Négociations 2021 : les tarifs des marques nationales ont baissé de -0,3%

27 avril 2021 - Yves DENJEAN

L’Observatoire de la négociation commerciale a dévoilé ses résultats pour la campagne 2021. Ce suivi qui concerne les produits alimentaires vendus sous marques nationales annonce une diminution des tarifs de -0,3%. Après une année 2020 de quasi-stabilisation.

« Le point d’atterrissage en 2021 […] est de l’ordre de -0,3% en prix trois fois net toutes catégories de produits confondues, alors que les demandes de hausses de tarifs de la part des fournisseurs étaient de + 3 %. » Voilà ce que vient de publier l’Observatoire de la négociation commerciale annuelle (ONCa).

Constitué en 2018 à la demande des ministères de l’Agriculture et de l’Économie, ainsi que des organisations professionnelles, ce comité de suivi placé sous l’égide de Francis Amand, médiateur des relations commerciales agricoles, permet d’arrêter un consensus sur l’évolution des tarifs des fournisseurs.

Même parcellaire, cet indicateur, qui concerne les produits alimentaires vendus sous marques nationales, éclaire les autorités sur « l’âpreté » des discussions entre la grande distribution et l’industrie agroalimentaire.

La baisse observée de -0,3% fait suite à une année 2020 de quasi-stabilisation des tarifs trois fois. « L’ambiance des négociations commerciales annuelles s’est significativement améliorée, soulignait d’ailleurs Francis Amand dans les colonnes de Linéaires en septembre dernier.

Une tendance un peu meilleure qu’en 2019

En revanche, l’ONCa avait mesuré pour la première fois en 2019 une chute de -0,4% des tarifs.
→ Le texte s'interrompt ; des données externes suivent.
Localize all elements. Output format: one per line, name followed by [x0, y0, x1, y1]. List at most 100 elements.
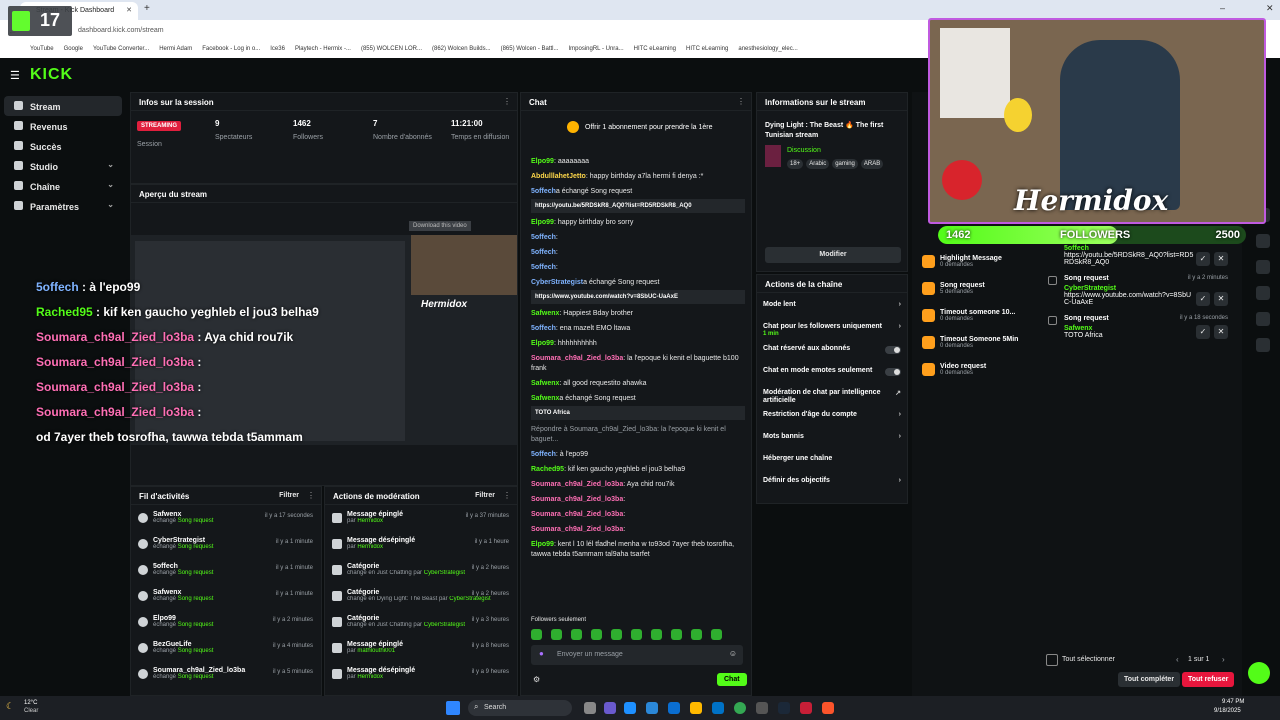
chat-username[interactable]: Elpo99 [531, 158, 554, 165]
moderation-row[interactable]: Message désépinglé par Hermidox il y a 9 h… [325, 667, 517, 693]
channel-action-row[interactable]: Définir des objectifs › [757, 473, 907, 495]
channel-action-row[interactable]: Chat en mode emotes seulement [757, 363, 907, 385]
sidebar-item-2[interactable]: Succès [4, 136, 122, 156]
emote-icon[interactable] [711, 629, 722, 640]
toggle-switch[interactable] [885, 368, 901, 376]
complete-all-button[interactable]: Tout compléter [1118, 672, 1181, 687]
kick-logo[interactable]: KICK [30, 66, 73, 84]
channel-action-row[interactable]: Chat réservé aux abonnés [757, 341, 907, 363]
files-icon[interactable] [690, 702, 702, 714]
minimize-icon[interactable]: – [1220, 3, 1225, 13]
reward-row[interactable]: Highlight Message 0 demandes [918, 252, 1032, 279]
moderation-filter-button[interactable]: Filtrer [475, 492, 495, 499]
window-close-icon[interactable]: ✕ [1266, 3, 1274, 14]
chat-username[interactable]: 5offech [531, 249, 556, 256]
chat-message[interactable]: 5offech: [531, 263, 745, 273]
chat-message[interactable]: 5offech: à l'epo99 [531, 450, 745, 460]
activity-row[interactable]: BezGueLife échangé Song request il y a 4 m… [131, 641, 321, 667]
tag-chip[interactable]: ARAB [860, 159, 884, 169]
chat-message[interactable]: Safwenxa échangé Song request TOTO Africa [531, 394, 745, 420]
bookmark-item[interactable]: YouTube Converter... [93, 46, 149, 58]
prev-page-icon[interactable]: ‹ [1176, 655, 1179, 664]
chat-username[interactable]: 5offech [531, 451, 556, 458]
moderation-row[interactable]: Message épinglé par Hermidox il y a 37 min… [325, 511, 517, 537]
chat-message[interactable]: Elpo99: hhhhhhhhhh [531, 339, 745, 349]
chat-message[interactable]: Répondre à Soumara_ch9al_Zied_lo3ba: la … [531, 425, 745, 445]
chat-message[interactable]: Elpo99: kent l 10 lél tfadhel menha w to… [531, 540, 745, 560]
chat-username[interactable]: Elpo99 [531, 340, 554, 347]
request-checkbox[interactable] [1048, 276, 1057, 285]
obs-icon[interactable] [756, 702, 768, 714]
layout-icon[interactable] [1256, 286, 1270, 300]
reward-row[interactable]: Timeout Someone 5Min 0 demandes [918, 333, 1032, 360]
bookmark-item[interactable]: Google [64, 46, 83, 58]
widgets-icon[interactable] [604, 702, 616, 714]
next-page-icon[interactable]: › [1222, 655, 1225, 664]
reward-row[interactable]: Timeout someone 10... 0 demandes [918, 306, 1032, 333]
emote-icon[interactable] [571, 629, 582, 640]
modify-button[interactable]: Modifier [765, 247, 901, 263]
sidebar-item-1[interactable]: Revenus [4, 116, 122, 136]
emote-icon[interactable] [591, 629, 602, 640]
tag-chip[interactable]: Arabic [806, 159, 830, 169]
reject-icon[interactable]: ✕ [1214, 325, 1228, 339]
moderation-row[interactable]: Catégorie changé en Just Chatting par Cyb… [325, 615, 517, 641]
chat-message[interactable]: Elpo99: aaaaaaaa [531, 157, 745, 167]
chat-username[interactable]: Safwenx [531, 310, 559, 317]
category-name[interactable]: Discussion [787, 147, 821, 154]
chat-message[interactable]: AbdulllahetJetto: happy birthday a7la he… [531, 172, 745, 182]
accept-icon[interactable]: ✓ [1196, 252, 1210, 266]
bookmark-item[interactable]: YouTube [30, 46, 54, 58]
wrench-icon[interactable] [1256, 312, 1270, 326]
bookmark-item[interactable]: HITC eLearning [634, 46, 676, 58]
bookmark-item[interactable]: Hermi Adam [159, 46, 192, 58]
sidebar-item-5[interactable]: Paramètres ⌄ [4, 196, 122, 216]
bookmark-item[interactable]: anesthesiology_elec... [738, 46, 797, 58]
more-icon[interactable]: ⋮ [503, 491, 511, 500]
bookmark-item[interactable]: Facebook - Log in o... [202, 46, 260, 58]
chat-message[interactable]: Safwenx: Happiest Bday brother [531, 309, 745, 319]
tag-chip[interactable]: 18+ [787, 159, 804, 169]
bookmark-item[interactable]: HITC eLearning [686, 46, 728, 58]
reward-row[interactable]: Song request 5 demandes [918, 279, 1032, 306]
chat-username[interactable]: 5offech [531, 234, 556, 241]
settings-icon[interactable]: ⚙ [533, 675, 540, 684]
more-icon[interactable]: ⋮ [307, 491, 315, 500]
chat-link[interactable]: https://www.youtube.com/watch?v=8SbUC-Ua… [531, 290, 745, 304]
game-icon[interactable] [800, 702, 812, 714]
chat-message[interactable]: CyberStrategista échangé Song request htt… [531, 278, 745, 304]
chat-message[interactable]: Soumara_ch9al_Zied_lo3ba: [531, 525, 745, 535]
chat-message[interactable]: Soumara_ch9al_Zied_lo3ba: [531, 510, 745, 520]
sub-gift-banner[interactable]: Offrir 1 abonnement pour prendre la 1ère [585, 124, 713, 131]
more-icon[interactable]: ⋮ [503, 97, 511, 106]
activity-row[interactable]: Elpo99 échangé Song request il y a 2 minut… [131, 615, 321, 641]
moderation-row[interactable]: Message épinglé par mathlouthi001 il y a 8… [325, 641, 517, 667]
emote-icon[interactable] [651, 629, 662, 640]
activity-filter-button[interactable]: Filtrer [279, 492, 299, 499]
new-tab-icon[interactable]: + [144, 3, 150, 14]
link-icon[interactable] [1256, 260, 1270, 274]
channel-action-row[interactable]: Chat pour les followers uniquement 1 min › [757, 319, 907, 341]
moderation-row[interactable]: Catégorie changé en Dying Light: The Beas… [325, 589, 517, 615]
chat-icon[interactable] [1256, 234, 1270, 248]
help-chat-button[interactable] [1248, 662, 1270, 684]
bookmark-item[interactable]: Playtech - Hermix -... [295, 46, 351, 58]
emoji-icon[interactable]: ☺ [729, 649, 737, 658]
reject-icon[interactable]: ✕ [1214, 292, 1228, 306]
activity-row[interactable]: 5offech échangé Song request il y a 1 minu… [131, 563, 321, 589]
brave-icon[interactable] [822, 702, 834, 714]
activity-row[interactable]: CyberStrategist échangé Song request il y … [131, 537, 321, 563]
chat-username[interactable]: Elpo99 [531, 219, 554, 226]
bookmark-item[interactable]: (865) Wolcen - Battl... [501, 46, 559, 58]
emote-icon[interactable] [531, 629, 542, 640]
more-icon[interactable]: ⋮ [737, 97, 745, 106]
reject-icon[interactable]: ✕ [1214, 252, 1228, 266]
chat-username[interactable]: 5offech [531, 188, 556, 195]
chat-username[interactable]: Rached95 [531, 466, 564, 473]
download-button[interactable]: Download this video [409, 221, 471, 231]
chat-message[interactable]: Soumara_ch9al_Zied_lo3ba: la l'epoque ki… [531, 354, 745, 374]
emote-icon[interactable] [611, 629, 622, 640]
bookmark-item[interactable]: ImposingRL - Unra... [569, 46, 624, 58]
chrome-icon[interactable] [734, 702, 746, 714]
bookmark-item[interactable]: Ice36 [270, 46, 285, 58]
Cette évolution cachait une grande hétérogénéité selon les catégories : avec une hausse de +1,4% des produits frais laitiers mais des baisses sévères sur l’épicerie salée (-0,8%) et sucrée (-0,9%).

En 2021, les disparités se confirment avec des écarts toutefois moins importants. Seule la famille des produits laitiers voit ses tarifs encore évoluer positivement contrairement aux autres catégories.

« Ces observations confirment que le secteur laitier et les œufs ont encore fait l’objet d’une attention spéciale en 2021, précise l’ONca. Le résultat plus défavorable du secteur « frais non laitiers » s’explique principalement par la baisse des tarifs d'achat de la charcuterie du fait de la baisse des cours du porc. Hors charcuterie, la déflation est moins élevée. »

Sans surprise, ce constat ne satisfait pas les organisations professionnelles. Dans un communiqué commun, l’Ania, l’Ilec, la Coopération agricole et la Feef dénoncent une nouvelle fois cette destruction de valeur et demandent au gouvernement d’intervenir en modifiant la loi Egalim. Objectif : renforcer la protection du tarif des fournisseurs industriels. Contactée par Linéaires, la Fédération du Commerce et de la Distribution n’a pas souhaité réagir sur les résultats de l’ONca.